Better To Work Than To Wait For Pension At Home And Die

Sitting at home living on benefits is not very good for health, the work and pensions secretary have said before the launch of a welfare review. Working is actually better for health.

Damian Green will be launching a consultation on disability and sickness benefits on Monday. He will focus more on how people qualify for sick pay and doctors' notes, and review the controversial work capability assessments. Such will help determine whether disabled people are eligible for welfare.

The benefits mentioned are in reality, not benefits for health at all. Green himself promote working instead of resting at home and enjoy the benefits. This is to improve their health as well as for the government to spend less on benefits.

"In the long run there is nothing more expensive than saying to someone, 'Here's a benefit you can have for the rest of your life and we will ignore you,'" Green said in an interview with BBC Radio 4's Today program.

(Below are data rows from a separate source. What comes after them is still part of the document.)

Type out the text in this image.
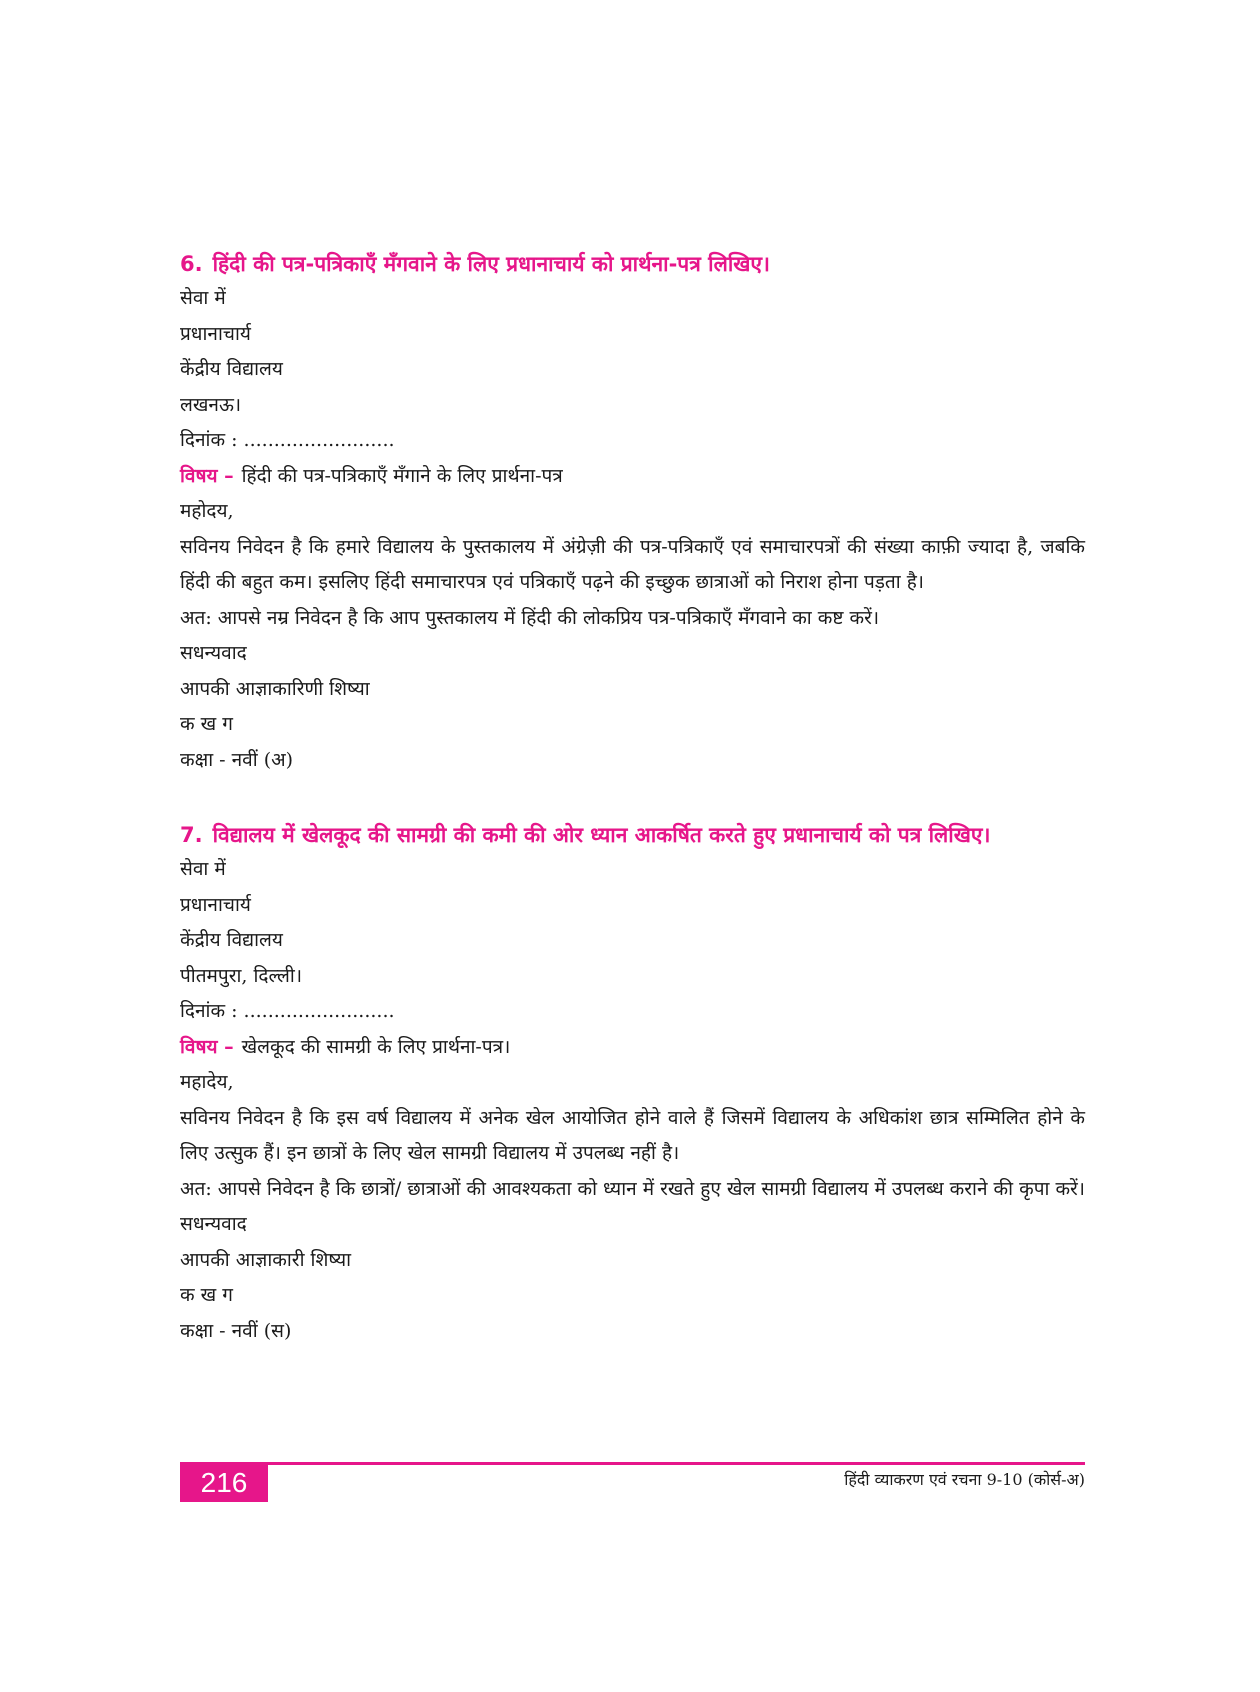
6. हिंदी की पत्र-पत्रिकाएँ मँगवाने के लिए प्रधानाचार्य को प्रार्थना-पत्र लिखिए।

सेवा में

प्रधानाचार्य

केंद्रीय विद्यालय

लखनऊ।

दिनांक : .........................

विषय – हिंदी की पत्र-पत्रिकाएँ मँगाने के लिए प्रार्थना-पत्र

महोदय,

सविनय निवेदन है कि हमारे विद्यालय के पुस्तकालय में अंग्रेज़ी की पत्र-पत्रिकाएँ एवं समाचारपत्रों की संख्या काफ़ी ज्यादा है, जबकि हिंदी की बहुत कम। इसलिए हिंदी समाचारपत्र एवं पत्रिकाएँ पढ़ने की इच्छुक छात्राओं को निराश होना पड़ता है।

अत: आपसे नम्र निवेदन है कि आप पुस्तकालय में हिंदी की लोकप्रिय पत्र-पत्रिकाएँ मँगवाने का कष्ट करें।

सधन्यवाद

आपकी आज्ञाकारिणी शिष्या

क ख ग

कक्षा - नवीं (अ)

7. विद्यालय में खेलकूद की सामग्री की कमी की ओर ध्यान आकर्षित करते हुए प्रधानाचार्य को पत्र लिखिए।

सेवा में

प्रधानाचार्य

केंद्रीय विद्यालय

पीतमपुरा, दिल्ली।

दिनांक : .........................

विषय – खेलकूद की सामग्री के लिए प्रार्थना-पत्र।

महादेय,

सविनय निवेदन है कि इस वर्ष विद्यालय में अनेक खेल आयोजित होने वाले हैं जिसमें विद्यालय के अधिकांश छात्र सम्मिलित होने के लिए उत्सुक हैं। इन छात्रों के लिए खेल सामग्री विद्यालय में उपलब्ध नहीं है।

अत: आपसे निवेदन है कि छात्रों/ छात्राओं की आवश्यकता को ध्यान में रखते हुए खेल सामग्री विद्यालय में उपलब्ध कराने की कृपा करें।

सधन्यवाद

आपकी आज्ञाकारी शिष्या

क ख ग

कक्षा - नवीं (स)

216	हिंदी व्याकरण एवं रचना 9-10 (कोर्स-अ)
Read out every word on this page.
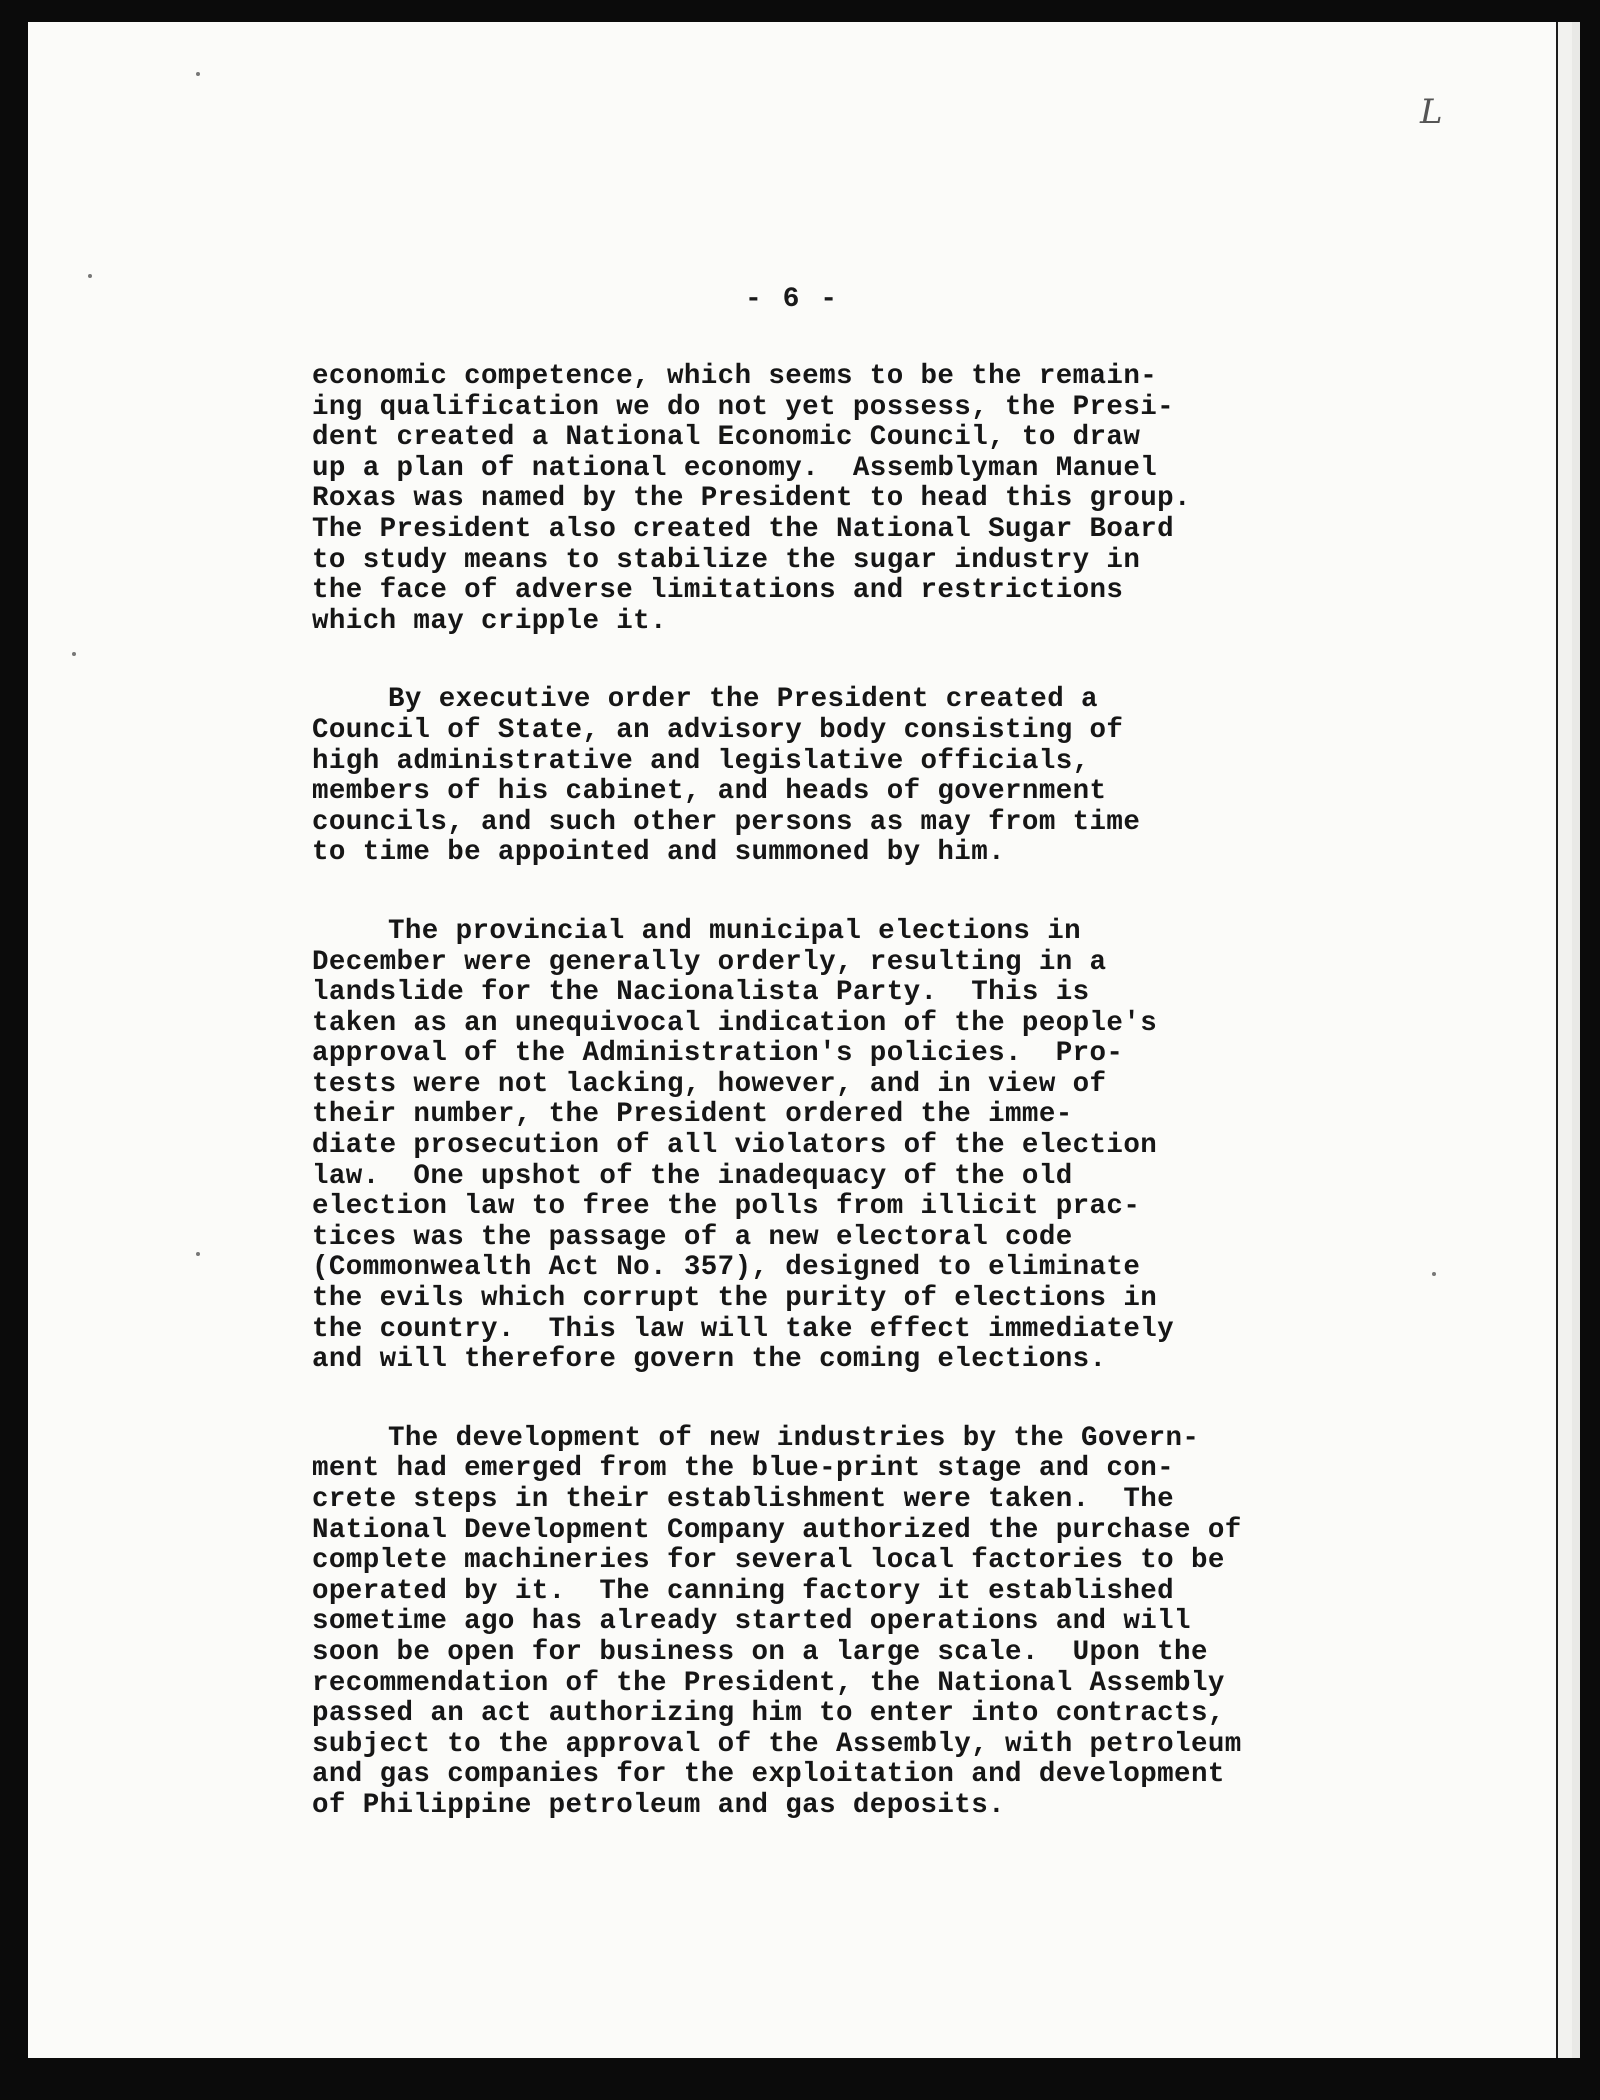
L
- 6 -
economic competence, which seems to be the remain-
ing qualification we do not yet possess, the Presi-
dent created a National Economic Council, to draw
up a plan of national economy.  Assemblyman Manuel
Roxas was named by the President to head this group.
The President also created the National Sugar Board
to study means to stabilize the sugar industry in
the face of adverse limitations and restrictions
which may cripple it.
By executive order the President created a
Council of State, an advisory body consisting of
high administrative and legislative officials,
members of his cabinet, and heads of government
councils, and such other persons as may from time
to time be appointed and summoned by him.
The provincial and municipal elections in
December were generally orderly, resulting in a
landslide for the Nacionalista Party.  This is
taken as an unequivocal indication of the people's
approval of the Administration's policies.  Pro-
tests were not lacking, however, and in view of
their number, the President ordered the imme-
diate prosecution of all violators of the election
law.  One upshot of the inadequacy of the old
election law to free the polls from illicit prac-
tices was the passage of a new electoral code
(Commonwealth Act No. 357), designed to eliminate
the evils which corrupt the purity of elections in
the country.  This law will take effect immediately
and will therefore govern the coming elections.
The development of new industries by the Govern-
ment had emerged from the blue-print stage and con-
crete steps in their establishment were taken.  The
National Development Company authorized the purchase of
complete machineries for several local factories to be
operated by it.  The canning factory it established
sometime ago has already started operations and will
soon be open for business on a large scale.  Upon the
recommendation of the President, the National Assembly
passed an act authorizing him to enter into contracts,
subject to the approval of the Assembly, with petroleum
and gas companies for the exploitation and development
of Philippine petroleum and gas deposits.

Health Secretary Jeremy Hunt highlighted the growing cost of long-term sickness to the NHS. He also suggested that those who went back to work actually had major health benefits.

England's Executive of Public Health Duncan Selbie would agree with Hunt. He said in an interview that health, well-being, and happiness were "inextricably linked to work." Selbie believes that people who are working have better health and it makes sense for the government to do all it can to support employers so as to close the gap in employment, disability and illness and then enable people to work when they can.

Green is determined for the reconsideration of the work capability assessment. He announced at the Conservative party conference that people having severe, long-term health conditions would no longer have to be reassessed. These group of people will still have benefits under the WCA.

The idea of halting cuts to universal credit was also dismissed by Green, as reported by The Guardian. The cuts will be made to the work allowance element of universal credit that will ultimately replace tax credits, which is possibly the way for receiving in-work benefits.